II-ESASIN İNCELENMESİ: Raportör-Hakim Gülşen AKAR PEHLİVAN’ın, davanın çözümünde adli yargının görevli olduğu yolundaki raporu ile dosyadaki belgeler okunduktan; ilgili Başsavcılarca görevlendirilen Yargıtay Cumhuriyet Savcısı Halil İbrahim ÇİFTÇİ ile Danıştay Savcısı Yakup BAL’ın davada adli yargının görevli olduğu yolundaki sözlü açıklamaları da dinlendikten sonra GEREĞİ GÖRÜŞÜLÜP DÜŞÜNÜLDÜ:
Dava, davalı belediye bünyesinde müdür olarak görev yapmaktayken kamu zararına sebebiyet verdiğinden bahisle adına tahakkuk ettirilen 250.40-TL"nin davacı tarafından, rızaen ödenmesinden sonra, yasal faiziyle birlikte iadesi istemiyle açılmıştır.
5018 sayılı Kamu Mali Yönetimi ve Kontrol Kanununun "Amaç" başlıklı 1. maddesinde; "Bu Kanunun amacı, kalkınma planları ve programlarda yer alan politika ve hedefler doğrultusunda kamu kaynaklarının etkili, ekonomik ve verimli bir şekilde elde edilmesi ve kullanılmasını, hesap verebilirliği ve malî saydamlığı sağlamak üzere, kamu malî yönetiminin yapısını ve işleyişini, kamu bütçelerinin hazırlanmasını, uygulanmasını, tüm malî işlemlerin muhasebeleştirilmesini, raporlanmasını ve malî kontrolü düzenlemektir." hükmüne; ve "Kamu Zararı" başlıklı 71. maddesinde de; "(Değişik birinci fıkra: 25/4/2007-5628/4 md.) Kamu zararı; kamu görevlilerinin kasıt, kusur veya ihmallerinden kaynaklanan mevzuata aykırı karar, işlem veya eylemleri sonucunda kamu kaynağında artışa engel veya eksilmeye neden olunmasıdır.

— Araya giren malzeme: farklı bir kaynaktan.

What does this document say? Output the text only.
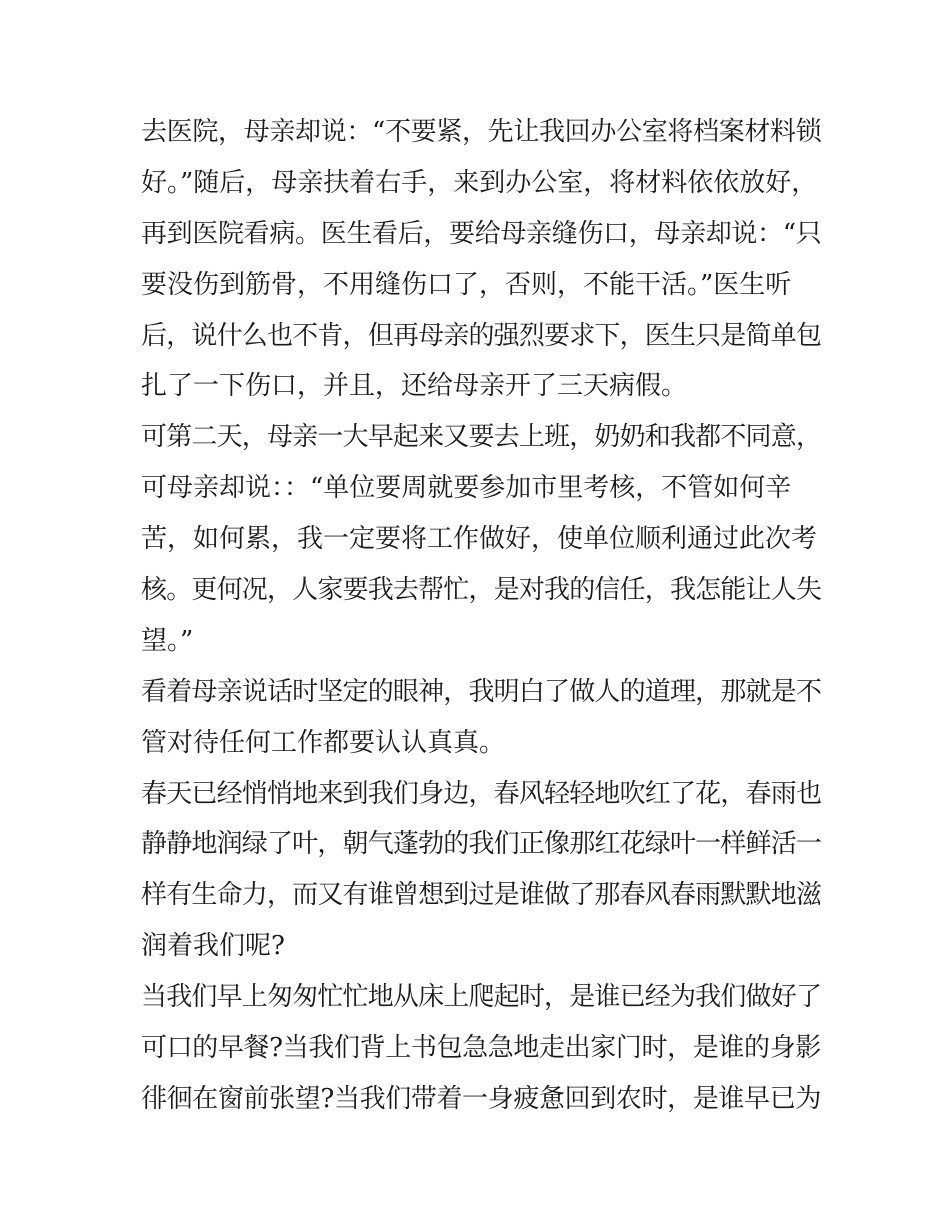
去医院，母亲却说：“不要紧，先让我回办公室将档案材料锁
好。”随后，母亲扶着右手，来到办公室，将材料依依放好，
再到医院看病。医生看后，要给母亲缝伤口，母亲却说：“只
要没伤到筋骨，不用缝伤口了，否则，不能干活。”医生听
后，说什么也不肯，但再母亲的强烈要求下，医生只是简单包
扎了一下伤口，并且，还给母亲开了三天病假。
可第二天，母亲一大早起来又要去上班，奶奶和我都不同意，
可母亲却说：：“单位要周就要参加市里考核，不管如何辛
苦，如何累，我一定要将工作做好，使单位顺利通过此次考
核。更何况，人家要我去帮忙，是对我的信任，我怎能让人失
望。”
看着母亲说话时坚定的眼神，我明白了做人的道理，那就是不
管对待任何工作都要认认真真。
春天已经悄悄地来到我们身边，春风轻轻地吹红了花，春雨也
静静地润绿了叶，朝气蓬勃的我们正像那红花绿叶一样鲜活一
样有生命力，而又有谁曾想到过是谁做了那春风春雨默默地滋
润着我们呢?
当我们早上匆匆忙忙地从床上爬起时，是谁已经为我们做好了
可口的早餐?当我们背上书包急急地走出家门时，是谁的身影
徘徊在窗前张望?当我们带着一身疲惫回到农时，是谁早已为
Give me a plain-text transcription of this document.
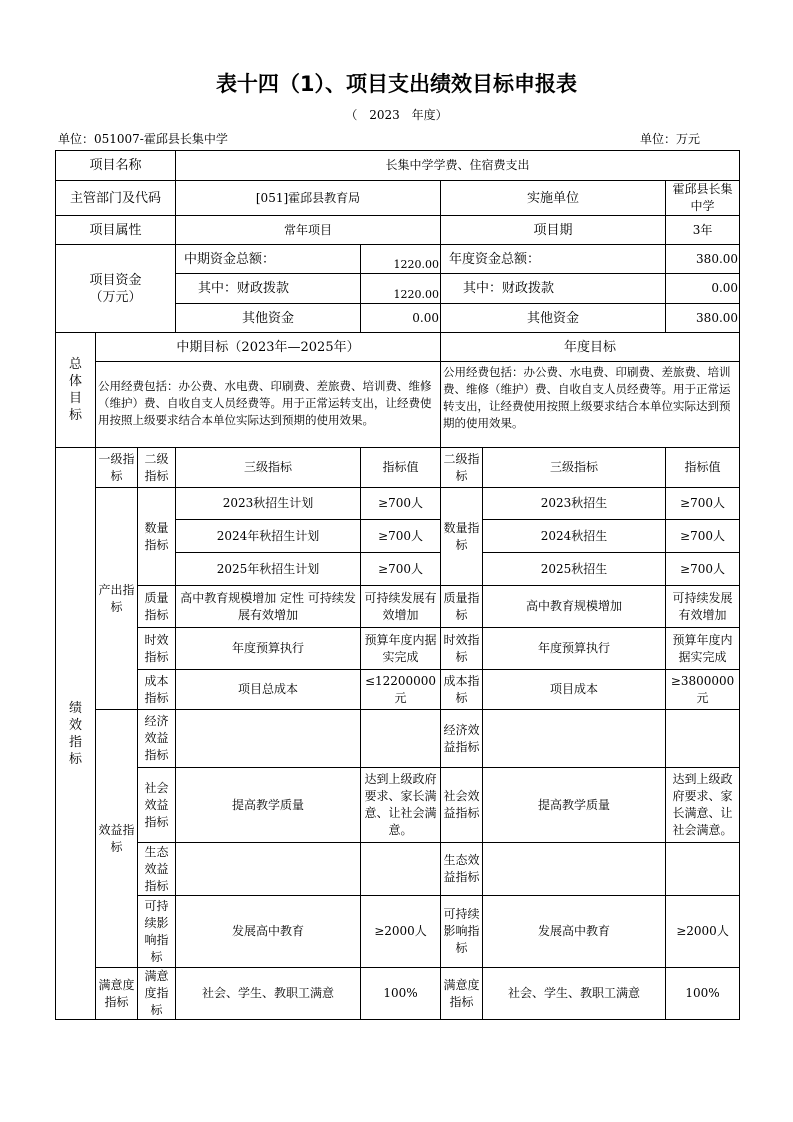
表十四（1）、项目支出绩效目标申报表
（ 2023 年度）
单位：051007-霍邱县长集中学	单位：万元
项目名称			长集中学学费、住宿费支出				
主管部门及代码			[051]霍邱县教育局		实施单位		霍邱县长集中学
项目属性			常年项目		项目期		3年
项目资金（万元）			中期资金总额：	1220.00	年度资金总额：		380.00
			其中：财政拨款	1220.00	其中：财政拨款		0.00
			其他资金	0.00	其他资金		380.00
总体目标	中期目标（2023年—2025年）				年度目标		
	公用经费包括：办公费、水电费、印刷费、差旅费、培训费、维修（维护）费、自收自支人员经费等。用于正常运转支出，让经费使用按照上级要求结合本单位实际达到预期的使用效果。				公用经费包括：办公费、水电费、印刷费、差旅费、培训费、维修（维护）费、自收自支人员经费等。用于正常运转支出，让经费使用按照上级要求结合本单位实际达到预期的使用效果。		
绩效指标	一级指标	二级指标	三级指标	指标值	二级指标	三级指标	指标值
	产出指标	数量指标	2023秋招生计划	≥700人	数量指标	2023秋招生	≥700人
			2024年秋招生计划	≥700人		2024秋招生	≥700人
			2025年秋招生计划	≥700人		2025秋招生	≥700人
		质量指标	高中教育规模增加 定性 可持续发展有效增加	可持续发展有效增加	质量指标	高中教育规模增加	可持续发展有效增加
		时效指标	年度预算执行	预算年度内据实完成	时效指标	年度预算执行	预算年度内据实完成
		成本指标	项目总成本	≤12200000元	成本指标	项目成本	≥3800000元
	效益指标	经济效益指标			经济效益指标		
		社会效益指标	提高教学质量	达到上级政府要求、家长满意、让社会满意。	社会效益指标	提高教学质量	达到上级政府要求、家长满意、让社会满意。
		生态效益指标			生态效益指标		
		可持续影响指标	发展高中教育	≥2000人	可持续影响指标	发展高中教育	≥2000人
	满意度指标	满意度指标	社会、学生、教职工满意	100%	满意度指标	社会、学生、教职工满意	100%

Kamu zararının belirlenmesinde;
a) İş, mal veya hizmet karşılığı olarak belirlenen tutardan fazla ödeme yapılması,
b) Mal alınmadan, iş veya hizmet yaptırılmadan ödeme yapılması,
c) Transfer niteliğindeki giderlerde, fazla veya yersiz ödemede bulunulması,
d) İş, mal veya hizmetin rayiç bedelinden daha yüksek fiyatla alınması veya yaptırılması,
e) İdare gelirlerinin tarh, tahakkuk veya tahsil işlemlerinin mevzuata uygun bir şekilde yapılmaması,
f) (Mülga: 22/12/2005-5436/10 md.)
g) Mevzuatında öngörülmediği halde ödeme yapılması,
Esas alınır.
(Değişik üçüncü fıkra: 22/12/2005-5436/10 md.) Kontrol, denetim, inceleme, kesin hükme bağlama veya yargılama sonucunda tespit edilen kamu zararı, zararın oluştuğu tarihten itibaren ilgili mevzuatına göre hesaplanacak faiziyle birlikte ilgililerden tahsil edilir.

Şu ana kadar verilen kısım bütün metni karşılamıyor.